Schock-Werner: Nein, im Gegenteil. Alle Daten, die wir seither gesammelt haben, zeigen, dass er viel stabiler ist, als man bisher angenommen hat; dass sich die Türme eben weniger bewegen. Und dass auch das Glockengeläut etwa - das war das Erste, was wir gemessen haben mit der Messstation auf den Gewölben -, das Langhaus in etwa ein Fünftel Millimeter Bewegung versetzt. Das ist gar nichts. Und dann zu sagen, dass der Dom beim Glockenläuten schunkelt - wie bei SPIEGEL ONLINE steht? Das ist ein sehr, sehr sparsames Schunkeln!



Das Gespräch führte Uta Vorbrodt.  



Hintergrund

Erdbeben, Glockenschlag und Zugverkehr: Der Kölner Dom gerät in regelmäßigen Abständen ins Schwanken. Dies geht aus neuen Untersuchungen der Universität Köln hervor. Durch das Tsunami-Beben im 9.000 Kilometer entfernten Japan im März 2011 habe sich der Dom mehrmals und vollständig um einen Zentimeter auf und ab bewegt, schreiben die Experten im Fachmagazin "Seismological Research Letters". Bei einem Beben der Stärke 4,4 im rund 90 Kilometer entfernten Koblenz hätten die 157 Meter hohen Türme mehrere Minuten um den Bruchteil eines Millimeters gewankt.

Die leichten Erschütterungen werden offensichtlich durch den Untergrund des Prachtbaus gefördert. Denn die Kirche steht auf etwa 300 Meter dickem Sandboden.
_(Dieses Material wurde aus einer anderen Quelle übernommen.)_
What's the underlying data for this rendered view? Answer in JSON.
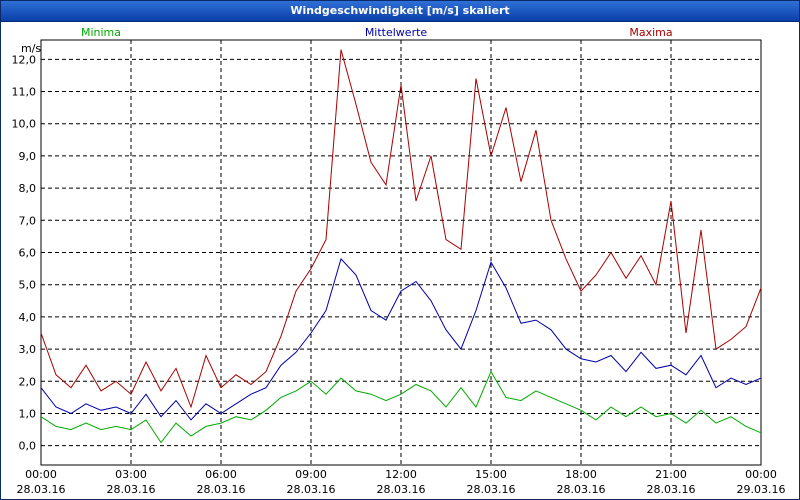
{
  "window": {
    "title": "Windgeschwindigkeit [m/s] skaliert"
  },
  "chart_data": {
    "type": "line",
    "title": "Windgeschwindigkeit [m/s] skaliert",
    "ylabel": "m/s",
    "ylim": [
      -0.6,
      12.6
    ],
    "xlim": [
      0,
      24
    ],
    "grid": true,
    "y_ticks": [
      "0,0",
      "1,0",
      "2,0",
      "3,0",
      "4,0",
      "5,0",
      "6,0",
      "7,0",
      "8,0",
      "9,0",
      "10,0",
      "11,0",
      "12,0"
    ],
    "y_tick_values": [
      0,
      1,
      2,
      3,
      4,
      5,
      6,
      7,
      8,
      9,
      10,
      11,
      12
    ],
    "x_ticks": [
      {
        "time": "00:00",
        "date": "28.03.16"
      },
      {
        "time": "03:00",
        "date": "28.03.16"
      },
      {
        "time": "06:00",
        "date": "28.03.16"
      },
      {
        "time": "09:00",
        "date": "28.03.16"
      },
      {
        "time": "12:00",
        "date": "28.03.16"
      },
      {
        "time": "15:00",
        "date": "28.03.16"
      },
      {
        "time": "18:00",
        "date": "28.03.16"
      },
      {
        "time": "21:00",
        "date": "28.03.16"
      },
      {
        "time": "00:00",
        "date": "29.03.16"
      }
    ],
    "x_tick_hours": [
      0,
      3,
      6,
      9,
      12,
      15,
      18,
      21,
      24
    ],
    "series": [
      {
        "name": "Minima",
        "color": "#00aa00",
        "x": [
          0,
          0.5,
          1,
          1.5,
          2,
          2.5,
          3,
          3.5,
          4,
          4.5,
          5,
          5.5,
          6,
          6.5,
          7,
          7.5,
          8,
          8.5,
          9,
          9.5,
          10,
          10.5,
          11,
          11.5,
          12,
          12.5,
          13,
          13.5,
          14,
          14.5,
          15,
          15.5,
          16,
          16.5,
          17,
          17.5,
          18,
          18.5,
          19,
          19.5,
          20,
          20.5,
          21,
          21.5,
          22,
          22.5,
          23,
          23.5,
          24
        ],
        "values": [
          0.9,
          0.6,
          0.5,
          0.7,
          0.5,
          0.6,
          0.5,
          0.8,
          0.1,
          0.7,
          0.3,
          0.6,
          0.7,
          0.9,
          0.8,
          1.1,
          1.5,
          1.7,
          2.0,
          1.6,
          2.1,
          1.7,
          1.6,
          1.4,
          1.6,
          1.9,
          1.7,
          1.2,
          1.8,
          1.2,
          2.3,
          1.5,
          1.4,
          1.7,
          1.5,
          1.3,
          1.1,
          0.8,
          1.2,
          0.9,
          1.2,
          0.9,
          1.0,
          0.7,
          1.1,
          0.7,
          0.9,
          0.6,
          0.4
        ]
      },
      {
        "name": "Mittelwerte",
        "color": "#0000aa",
        "x": [
          0,
          0.5,
          1,
          1.5,
          2,
          2.5,
          3,
          3.5,
          4,
          4.5,
          5,
          5.5,
          6,
          6.5,
          7,
          7.5,
          8,
          8.5,
          9,
          9.5,
          10,
          10.5,
          11,
          11.5,
          12,
          12.5,
          13,
          13.5,
          14,
          14.5,
          15,
          15.5,
          16,
          16.5,
          17,
          17.5,
          18,
          18.5,
          19,
          19.5,
          20,
          20.5,
          21,
          21.5,
          22,
          22.5,
          23,
          23.5,
          24
        ],
        "values": [
          1.8,
          1.2,
          1.0,
          1.3,
          1.1,
          1.2,
          1.0,
          1.6,
          0.9,
          1.4,
          0.8,
          1.3,
          1.0,
          1.3,
          1.6,
          1.8,
          2.5,
          2.9,
          3.5,
          4.2,
          5.8,
          5.3,
          4.2,
          3.9,
          4.8,
          5.1,
          4.5,
          3.6,
          3.0,
          4.2,
          5.7,
          4.9,
          3.8,
          3.9,
          3.6,
          3.0,
          2.7,
          2.6,
          2.8,
          2.3,
          2.9,
          2.4,
          2.5,
          2.2,
          2.8,
          1.8,
          2.1,
          1.9,
          2.1
        ]
      },
      {
        "name": "Maxima",
        "color": "#aa0000",
        "x": [
          0,
          0.5,
          1,
          1.5,
          2,
          2.5,
          3,
          3.5,
          4,
          4.5,
          5,
          5.5,
          6,
          6.5,
          7,
          7.5,
          8,
          8.5,
          9,
          9.5,
          10,
          10.5,
          11,
          11.5,
          12,
          12.5,
          13,
          13.5,
          14,
          14.5,
          15,
          15.5,
          16,
          16.5,
          17,
          17.5,
          18,
          18.5,
          19,
          19.5,
          20,
          20.5,
          21,
          21.5,
          22,
          22.5,
          23,
          23.5,
          24
        ],
        "values": [
          3.5,
          2.2,
          1.8,
          2.5,
          1.7,
          2.0,
          1.6,
          2.6,
          1.7,
          2.4,
          1.2,
          2.8,
          1.8,
          2.2,
          1.9,
          2.3,
          3.4,
          4.8,
          5.5,
          6.4,
          12.3,
          10.6,
          8.8,
          8.1,
          11.2,
          7.6,
          9.0,
          6.4,
          6.1,
          11.4,
          9.0,
          10.5,
          8.2,
          9.8,
          7.0,
          5.8,
          4.8,
          5.3,
          6.0,
          5.2,
          5.9,
          5.0,
          7.6,
          3.5,
          6.7,
          3.0,
          3.3,
          3.7,
          4.9
        ]
      }
    ]
  }
}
Hochrechnungen zufolge könnte ein Beben der Stärke 6,0 in 20 Kilometer Entfernung die Kirchentürme um sieben Zentimeter bewegen, sagte Forschungsleiter Klaus-Günter Hinzen am Dienstag der Nachrichtenagentur dapd. Vor 20 Jahren hatte ein Beben der Stärke 5,4 in 60 Kilometer Entfernung Verzierungen des Prachtbaus abbrechen lassen.
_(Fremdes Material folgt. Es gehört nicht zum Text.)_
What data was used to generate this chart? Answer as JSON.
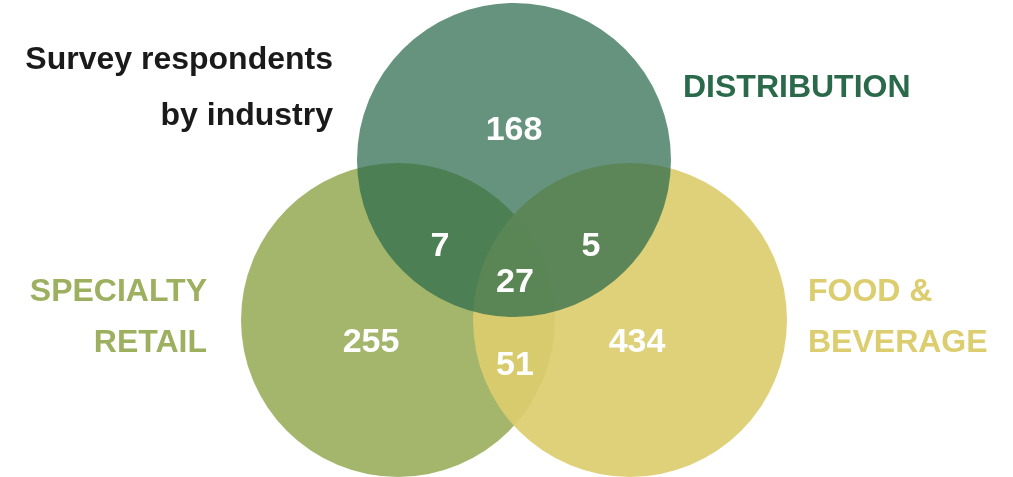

Selbst der "Decke Pitter", die größte frei schwingende Glocke der Welt, rüttelt an dem Bau. Wenn der Klöppel im Südturm zuschlage, schwinge der Nordturm um 0,2 Millimeter, sagte Hinzen, der auch Leiter der Erdbebenstation Bensberg ist. Im Südturm sei die Eruption noch größer.

Im Alltag wanken die Türme im tausendstel Millimeterbereich. Für Menschen sei dies nicht spürbar, sagte Hinzen. Auch der Kölner Hauptbahnhof, den täglich 1.200 Züge passieren, zehrt an der zweithöchsten Kirche Deutschlands. Einen weiteren Einfluss habe die Temperatur. "Bei Frost frieren die Steine und die Schwingungen werden schneller", sagte Hinzen. Dennoch bestehe für das Jahrhunderte alte Bauwerk keine große Gefahr. "Die Türme sind in sich sehr massiv."

Für die Messungen hatten die Geophysiker in den vergangenen Jahren fünf Sensoren an verschiedenen Positionen montiert. Aus den Daten wollen die Wissenschaftler ein Warnsystem für Stürme und starke Erdbeben aufbauen.